Dijo un poeta que todos los epílogos son tristes, y tenía razón. Raro es lo que en la vida acaba bien del todo.
No hablo por Ethel. Ethel fue operada al cabo de dos meses, recobró la vista, y yo logré incluso que me perdonara su padre por haberla raptado. Pero lo que no he logrado es manejar un revólver nunca más. Porque lo primero que hice cuando nos soltaron en el precinto fue volver a la casita de Long Island, de donde todavía no habían retirado el cadáver de Hada. Ahora estaba sobre un diván, con el agujero de la bala sobre el pecho. Y arrojé el revólver al suelo. Y juré que no volvería a emplear un arma jamás.
Aquella luz de la pantalla proyectándose sobre las paredes decoradas al gusto moderno, aquellas pinturas un poco extrañas, aquel obsesionante botoncito rojo en el pecho blanco de la mujer, son cosas que no olvidaré nunca.
No olvidaré tampoco la noche en que fingió ir a quitarse la vida. Ni las canciones de Elvis Presley que oímos mientras me explicaba que tenía miedo. No olvidaré nada de eso a pesar de ser Hada lo que fue.
Ni olvidaré tampoco el beso que a los pocos días me dio Ethel. Ni el hecho de que su primera mirada fuese para mí, al recobrar la vista.

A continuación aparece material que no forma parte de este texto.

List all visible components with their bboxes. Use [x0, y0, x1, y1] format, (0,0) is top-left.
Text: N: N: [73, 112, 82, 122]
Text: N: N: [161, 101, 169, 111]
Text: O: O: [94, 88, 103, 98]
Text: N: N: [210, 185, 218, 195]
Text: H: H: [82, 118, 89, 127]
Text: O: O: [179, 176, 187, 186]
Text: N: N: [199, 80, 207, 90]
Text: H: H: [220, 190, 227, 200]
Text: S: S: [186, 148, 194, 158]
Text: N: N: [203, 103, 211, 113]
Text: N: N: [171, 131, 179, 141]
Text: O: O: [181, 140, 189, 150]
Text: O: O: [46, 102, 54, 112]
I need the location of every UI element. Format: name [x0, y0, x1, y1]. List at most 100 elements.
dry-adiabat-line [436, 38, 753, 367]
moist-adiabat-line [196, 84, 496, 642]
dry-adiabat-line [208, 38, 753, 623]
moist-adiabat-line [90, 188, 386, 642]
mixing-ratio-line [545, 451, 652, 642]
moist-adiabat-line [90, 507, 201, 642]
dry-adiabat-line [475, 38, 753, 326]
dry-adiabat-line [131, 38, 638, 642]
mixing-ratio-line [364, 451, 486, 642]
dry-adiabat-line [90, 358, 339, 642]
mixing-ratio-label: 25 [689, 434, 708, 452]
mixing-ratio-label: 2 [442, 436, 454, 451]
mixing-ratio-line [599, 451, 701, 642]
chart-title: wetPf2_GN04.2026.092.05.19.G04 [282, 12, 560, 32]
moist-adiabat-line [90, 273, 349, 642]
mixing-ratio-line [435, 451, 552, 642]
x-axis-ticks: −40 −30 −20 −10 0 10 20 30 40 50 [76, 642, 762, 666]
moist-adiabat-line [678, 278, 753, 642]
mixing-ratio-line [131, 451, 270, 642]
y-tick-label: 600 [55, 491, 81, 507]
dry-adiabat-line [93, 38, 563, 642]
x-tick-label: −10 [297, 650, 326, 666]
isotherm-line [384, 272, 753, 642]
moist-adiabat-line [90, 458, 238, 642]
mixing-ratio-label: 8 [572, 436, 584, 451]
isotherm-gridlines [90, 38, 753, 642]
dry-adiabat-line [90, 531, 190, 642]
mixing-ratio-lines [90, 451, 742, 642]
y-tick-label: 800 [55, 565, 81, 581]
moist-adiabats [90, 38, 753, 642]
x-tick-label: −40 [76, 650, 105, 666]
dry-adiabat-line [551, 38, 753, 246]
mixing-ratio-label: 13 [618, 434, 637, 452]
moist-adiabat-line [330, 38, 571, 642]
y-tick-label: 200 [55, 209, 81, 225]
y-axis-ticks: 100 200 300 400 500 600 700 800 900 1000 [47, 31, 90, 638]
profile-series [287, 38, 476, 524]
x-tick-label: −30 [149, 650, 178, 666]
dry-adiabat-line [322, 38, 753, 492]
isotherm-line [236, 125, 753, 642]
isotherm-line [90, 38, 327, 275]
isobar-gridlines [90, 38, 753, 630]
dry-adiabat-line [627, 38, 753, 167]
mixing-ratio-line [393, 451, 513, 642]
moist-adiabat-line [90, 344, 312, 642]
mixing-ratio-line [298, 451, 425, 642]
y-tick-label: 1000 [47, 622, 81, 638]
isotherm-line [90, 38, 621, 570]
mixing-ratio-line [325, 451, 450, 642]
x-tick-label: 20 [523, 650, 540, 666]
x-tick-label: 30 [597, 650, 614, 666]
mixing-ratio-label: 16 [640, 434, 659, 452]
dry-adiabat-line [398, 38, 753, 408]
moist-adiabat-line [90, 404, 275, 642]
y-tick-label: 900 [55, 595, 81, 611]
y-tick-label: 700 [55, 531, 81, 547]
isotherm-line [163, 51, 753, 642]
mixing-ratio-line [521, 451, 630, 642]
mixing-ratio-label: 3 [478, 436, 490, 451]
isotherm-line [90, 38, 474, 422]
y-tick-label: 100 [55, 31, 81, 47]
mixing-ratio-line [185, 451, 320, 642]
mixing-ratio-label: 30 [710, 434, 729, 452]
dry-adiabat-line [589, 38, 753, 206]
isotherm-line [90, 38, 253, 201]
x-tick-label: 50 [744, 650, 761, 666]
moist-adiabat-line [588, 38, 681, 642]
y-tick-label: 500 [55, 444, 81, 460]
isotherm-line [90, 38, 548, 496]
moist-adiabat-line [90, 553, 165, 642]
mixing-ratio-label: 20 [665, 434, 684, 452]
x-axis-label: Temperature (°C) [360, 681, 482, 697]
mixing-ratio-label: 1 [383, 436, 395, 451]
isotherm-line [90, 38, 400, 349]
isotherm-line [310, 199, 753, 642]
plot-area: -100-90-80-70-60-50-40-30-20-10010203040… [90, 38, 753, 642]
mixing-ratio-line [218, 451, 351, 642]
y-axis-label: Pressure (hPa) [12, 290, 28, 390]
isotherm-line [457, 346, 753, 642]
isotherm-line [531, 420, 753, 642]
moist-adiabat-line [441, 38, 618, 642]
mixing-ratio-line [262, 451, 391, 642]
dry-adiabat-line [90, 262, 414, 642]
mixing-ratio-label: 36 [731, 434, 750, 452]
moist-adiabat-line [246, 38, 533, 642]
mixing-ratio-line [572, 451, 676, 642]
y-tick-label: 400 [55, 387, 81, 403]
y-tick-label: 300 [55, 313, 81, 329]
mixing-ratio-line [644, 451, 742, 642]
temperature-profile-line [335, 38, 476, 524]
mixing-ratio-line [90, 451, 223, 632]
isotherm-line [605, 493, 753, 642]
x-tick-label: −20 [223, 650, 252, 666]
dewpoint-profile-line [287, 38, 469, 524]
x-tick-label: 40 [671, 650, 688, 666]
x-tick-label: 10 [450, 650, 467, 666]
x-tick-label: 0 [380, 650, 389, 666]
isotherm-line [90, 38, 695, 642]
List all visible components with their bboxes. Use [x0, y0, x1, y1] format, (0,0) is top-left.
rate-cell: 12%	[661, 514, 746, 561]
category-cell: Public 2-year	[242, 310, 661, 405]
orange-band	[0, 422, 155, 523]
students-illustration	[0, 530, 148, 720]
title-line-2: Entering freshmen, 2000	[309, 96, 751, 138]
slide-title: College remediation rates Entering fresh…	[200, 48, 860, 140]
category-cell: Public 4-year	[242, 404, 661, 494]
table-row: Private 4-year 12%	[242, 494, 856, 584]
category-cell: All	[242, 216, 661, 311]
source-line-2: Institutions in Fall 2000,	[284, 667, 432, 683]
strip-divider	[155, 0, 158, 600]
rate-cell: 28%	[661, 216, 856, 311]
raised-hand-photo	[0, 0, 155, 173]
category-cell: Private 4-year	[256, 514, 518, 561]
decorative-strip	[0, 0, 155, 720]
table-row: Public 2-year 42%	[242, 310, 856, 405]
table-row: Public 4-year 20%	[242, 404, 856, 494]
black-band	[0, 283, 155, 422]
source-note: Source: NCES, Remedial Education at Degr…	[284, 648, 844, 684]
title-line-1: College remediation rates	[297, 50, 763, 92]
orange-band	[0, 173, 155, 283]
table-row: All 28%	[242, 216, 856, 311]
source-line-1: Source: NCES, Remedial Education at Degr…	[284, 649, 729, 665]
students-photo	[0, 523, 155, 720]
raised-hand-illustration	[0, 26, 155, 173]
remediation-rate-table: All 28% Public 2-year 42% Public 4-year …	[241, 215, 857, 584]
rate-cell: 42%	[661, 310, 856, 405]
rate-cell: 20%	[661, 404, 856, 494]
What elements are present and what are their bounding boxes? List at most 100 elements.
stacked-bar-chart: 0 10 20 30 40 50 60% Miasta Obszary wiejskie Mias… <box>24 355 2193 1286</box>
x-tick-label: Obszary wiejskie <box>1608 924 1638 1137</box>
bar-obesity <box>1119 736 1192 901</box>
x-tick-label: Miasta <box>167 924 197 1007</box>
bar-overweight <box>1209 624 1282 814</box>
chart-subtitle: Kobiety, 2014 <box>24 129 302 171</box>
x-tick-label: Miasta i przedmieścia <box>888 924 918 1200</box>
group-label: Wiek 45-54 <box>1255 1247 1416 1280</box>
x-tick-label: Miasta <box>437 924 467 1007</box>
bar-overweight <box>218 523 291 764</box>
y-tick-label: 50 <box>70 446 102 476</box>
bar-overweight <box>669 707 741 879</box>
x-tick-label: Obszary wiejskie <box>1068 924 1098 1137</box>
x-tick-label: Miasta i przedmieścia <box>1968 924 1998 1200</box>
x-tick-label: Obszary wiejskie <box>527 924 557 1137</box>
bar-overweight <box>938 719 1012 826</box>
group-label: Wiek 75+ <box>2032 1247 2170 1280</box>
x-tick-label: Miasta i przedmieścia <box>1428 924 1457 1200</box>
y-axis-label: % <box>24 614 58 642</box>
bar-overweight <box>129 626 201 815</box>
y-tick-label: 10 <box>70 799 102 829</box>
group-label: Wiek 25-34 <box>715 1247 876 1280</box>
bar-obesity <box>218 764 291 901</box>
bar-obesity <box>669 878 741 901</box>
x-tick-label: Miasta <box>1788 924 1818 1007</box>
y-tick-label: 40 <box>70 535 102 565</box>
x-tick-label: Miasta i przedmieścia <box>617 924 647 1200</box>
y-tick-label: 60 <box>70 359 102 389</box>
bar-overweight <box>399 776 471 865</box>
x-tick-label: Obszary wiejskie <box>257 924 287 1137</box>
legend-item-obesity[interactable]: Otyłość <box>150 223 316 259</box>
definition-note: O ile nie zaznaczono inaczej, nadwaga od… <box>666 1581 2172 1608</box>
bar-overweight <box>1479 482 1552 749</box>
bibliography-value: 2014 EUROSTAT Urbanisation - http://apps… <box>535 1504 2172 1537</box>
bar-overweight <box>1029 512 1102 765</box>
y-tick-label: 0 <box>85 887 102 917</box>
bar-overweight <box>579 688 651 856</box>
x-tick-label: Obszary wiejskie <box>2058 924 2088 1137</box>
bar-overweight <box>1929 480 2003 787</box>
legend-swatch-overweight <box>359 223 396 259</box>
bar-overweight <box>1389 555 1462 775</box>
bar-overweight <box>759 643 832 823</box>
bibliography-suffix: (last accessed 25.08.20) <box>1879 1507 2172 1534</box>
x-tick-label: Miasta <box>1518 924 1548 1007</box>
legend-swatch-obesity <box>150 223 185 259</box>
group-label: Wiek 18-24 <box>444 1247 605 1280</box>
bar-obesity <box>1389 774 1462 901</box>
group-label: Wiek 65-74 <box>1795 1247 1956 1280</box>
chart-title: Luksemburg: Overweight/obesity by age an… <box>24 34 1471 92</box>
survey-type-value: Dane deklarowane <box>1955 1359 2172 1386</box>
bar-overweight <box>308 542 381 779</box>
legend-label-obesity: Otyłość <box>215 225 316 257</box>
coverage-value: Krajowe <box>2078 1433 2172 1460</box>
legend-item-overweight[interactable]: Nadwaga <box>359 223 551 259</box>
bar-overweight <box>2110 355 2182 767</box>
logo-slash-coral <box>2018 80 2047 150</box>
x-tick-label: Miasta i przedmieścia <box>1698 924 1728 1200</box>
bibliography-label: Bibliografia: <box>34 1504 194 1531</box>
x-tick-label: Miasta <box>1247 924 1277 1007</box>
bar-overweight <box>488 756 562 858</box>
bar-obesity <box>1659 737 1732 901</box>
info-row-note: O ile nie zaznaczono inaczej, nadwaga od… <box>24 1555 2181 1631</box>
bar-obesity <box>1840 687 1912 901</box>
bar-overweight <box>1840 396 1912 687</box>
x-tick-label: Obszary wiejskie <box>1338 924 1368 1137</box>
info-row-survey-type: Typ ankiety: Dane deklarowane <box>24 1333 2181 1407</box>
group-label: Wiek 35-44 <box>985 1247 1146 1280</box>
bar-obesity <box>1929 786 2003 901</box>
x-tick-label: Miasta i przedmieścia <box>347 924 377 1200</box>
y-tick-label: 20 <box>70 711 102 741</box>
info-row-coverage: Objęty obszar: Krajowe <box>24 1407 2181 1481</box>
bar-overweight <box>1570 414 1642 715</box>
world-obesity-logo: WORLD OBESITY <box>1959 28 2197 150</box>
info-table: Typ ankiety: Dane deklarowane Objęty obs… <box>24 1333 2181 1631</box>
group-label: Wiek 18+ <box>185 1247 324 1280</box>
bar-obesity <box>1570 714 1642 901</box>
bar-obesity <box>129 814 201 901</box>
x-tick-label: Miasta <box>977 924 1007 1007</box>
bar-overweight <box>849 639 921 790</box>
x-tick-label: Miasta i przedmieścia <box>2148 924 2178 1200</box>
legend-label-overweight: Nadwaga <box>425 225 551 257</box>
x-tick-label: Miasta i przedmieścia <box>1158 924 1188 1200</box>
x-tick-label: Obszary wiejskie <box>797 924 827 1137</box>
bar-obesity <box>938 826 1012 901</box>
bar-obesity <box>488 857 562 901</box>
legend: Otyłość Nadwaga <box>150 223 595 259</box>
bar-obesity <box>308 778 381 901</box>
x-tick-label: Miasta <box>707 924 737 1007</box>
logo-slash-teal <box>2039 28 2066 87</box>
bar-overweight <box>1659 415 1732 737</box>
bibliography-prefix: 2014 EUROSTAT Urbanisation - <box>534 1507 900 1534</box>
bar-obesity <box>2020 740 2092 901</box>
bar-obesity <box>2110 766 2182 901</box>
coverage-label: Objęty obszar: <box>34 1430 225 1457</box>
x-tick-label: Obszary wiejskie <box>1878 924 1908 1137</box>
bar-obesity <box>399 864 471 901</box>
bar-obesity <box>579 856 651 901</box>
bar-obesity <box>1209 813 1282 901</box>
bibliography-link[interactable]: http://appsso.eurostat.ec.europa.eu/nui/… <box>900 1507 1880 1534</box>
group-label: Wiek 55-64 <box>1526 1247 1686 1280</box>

Pero la vida tiene sus exigencias, y yo había estado mucho tiempo sin trabajar a causa de todo aquello. Necesitaba entregar algo al editor. Y entonces fue cuando pedí a Ethel permiso para escribir una novela en la que se desarrollase nuestra aventura. Me lo concedió sin palabras y sin mover la cabeza de arriba abajo. Me dijo que sí con los labios, pero sin hablar.
Esta es la novela.
He confiado en que el editor me pagase más por ella que por las anteriores. Quería reunir algún dinero para casarme con Ethel. Pero en el momento de entregarla, no he cobrado nada aún. No sé todavía si podré volver a ver a Ethel. Y si podré llevar algunas coronas de flores a la tumba de Hada y a la tumba de Murray, quienes me recordaron al morir.